Short Term Positioning: The Importance of Liquidity

by Greg DePersio

2 min read

When managing a small business, the most important aspect to maintain is cash. Everything related to your business returns to the concept of having the ability to finance the business. Do not underestimate the importance of maintaining high liquidity.

Cost of Running Out of Cash

Running out of cash is not optimal. The inability to pay staff wages on time, order inventory or pay monthly bills such as rent comes at a price. Having to take out short-term emergency loans will impact your personal credit score or increase the risk related to your company. Higher interest rates will be imposed on these loans, especially as your company is assessed with high risk. Although your company can still earn revenue through sales, the cash aspect of the transaction is vital so you can smoothly operate your business.

Utilizing Liquidity Ratios

The best way to determine your company’s liquidity is to implement an analysis process including liquidity ratios. These financial metrics convert balance sheet items into specific calculations that establish a relative level of liquidity. For example, just because a small business has $100,000 cash on hand doesn’t necessarily determine whether the company is liquid or whether the figure is sufficient, because all companies and industries are different. Liquidity ratios help scale operations and create comparable figures.
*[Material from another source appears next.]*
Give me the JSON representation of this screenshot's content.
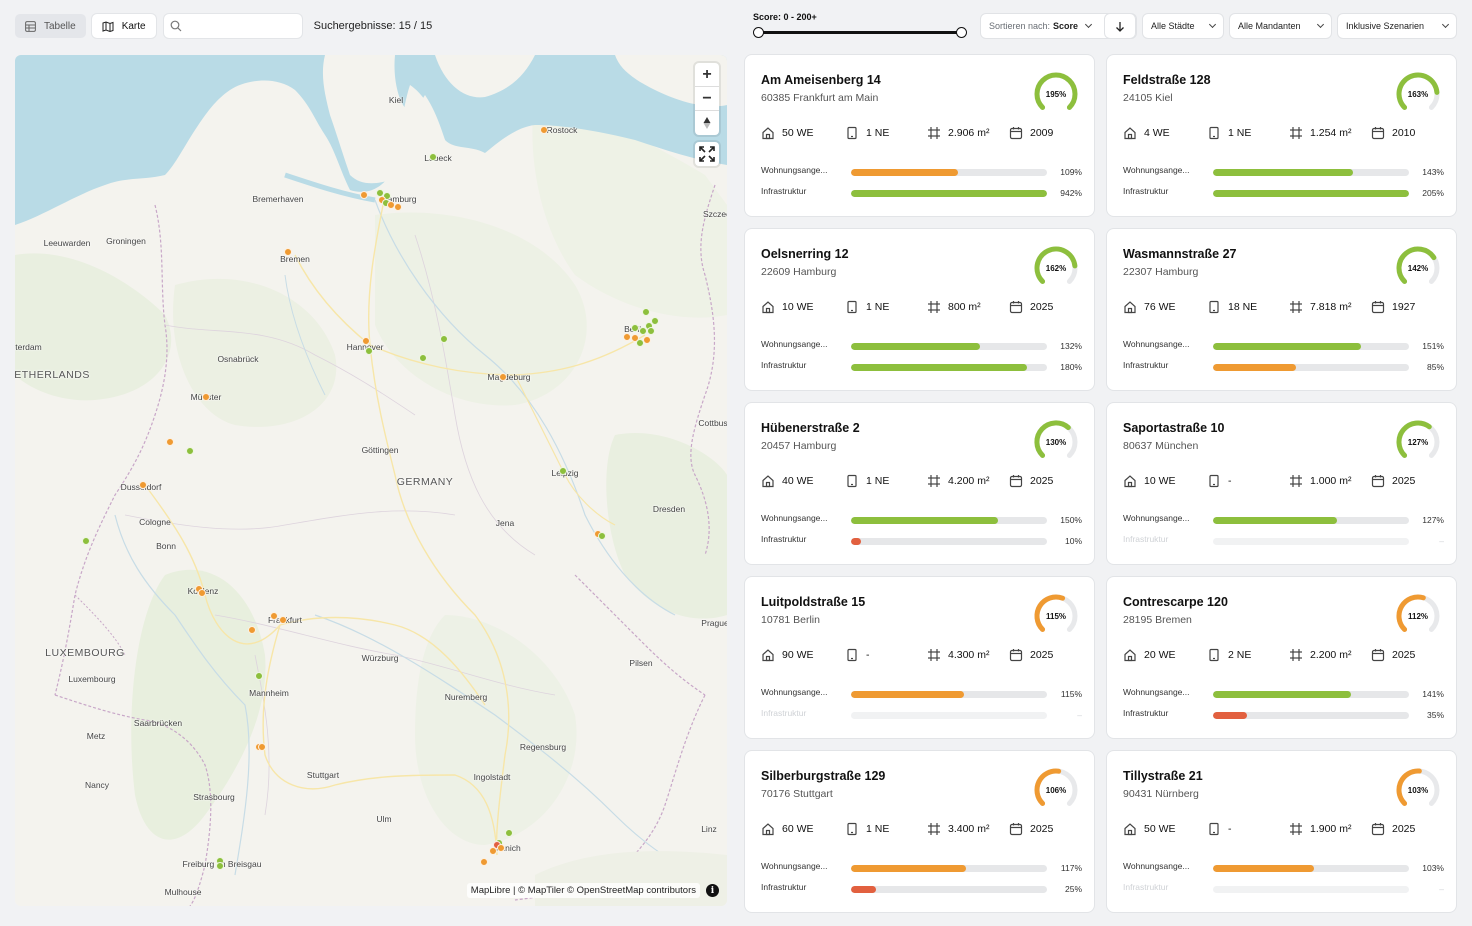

  • The current ratio divides current assets by current liabilities. This measures your company’s ability to cover short-term debts with all short-term assets.

*T he quick ratio compares only the most liquid assets – cash and accounts receivable – to current liabilities. This measures your company’s ability to pay current bills using only the assets easiest to convert.

  • The working capital ratio subtracts current assets from current liabilities. This measures the cash flow available after current bills are paid.

All three of these metrics can be used to analyze and maintain the appropriate balance of current assets and current liabilities.

Impact on External Parties

Liquidity directly impacts your ability to get loans from investors. External parties are highly interested in knowing your ability to pay off these loans, both in the short term and the long term. Although more emphasis may be placed on your company’s overall solvency, a financial institution will analyze your liquidity before issuing a loan. Having poor liquidity will result in a rejection of a loan, lower loan dollar amounts than requested, higher assessed interest rates or more debt covenant restrictions.

Ideal Cash Reserve

Determining your ideal cash reserve is a balancing act. On one hand, you want to have more than enough cash in case of emergencies. However, having resources tied up in cash limits your ability to use the funds towards your business. In addition, cash loses purchasing power in an inflationary market, so this means the more cash you have on hand, the higher risk you run of actually losing money by holding cash.

Look at cash flow projections from the next 12 months to create forecasts. A startup should plan for higher liquidity in case of unexpected expenses. More established businesses can rely more on accounts receivable and inventory turnover, so this liquidity should be in easily convertible goods.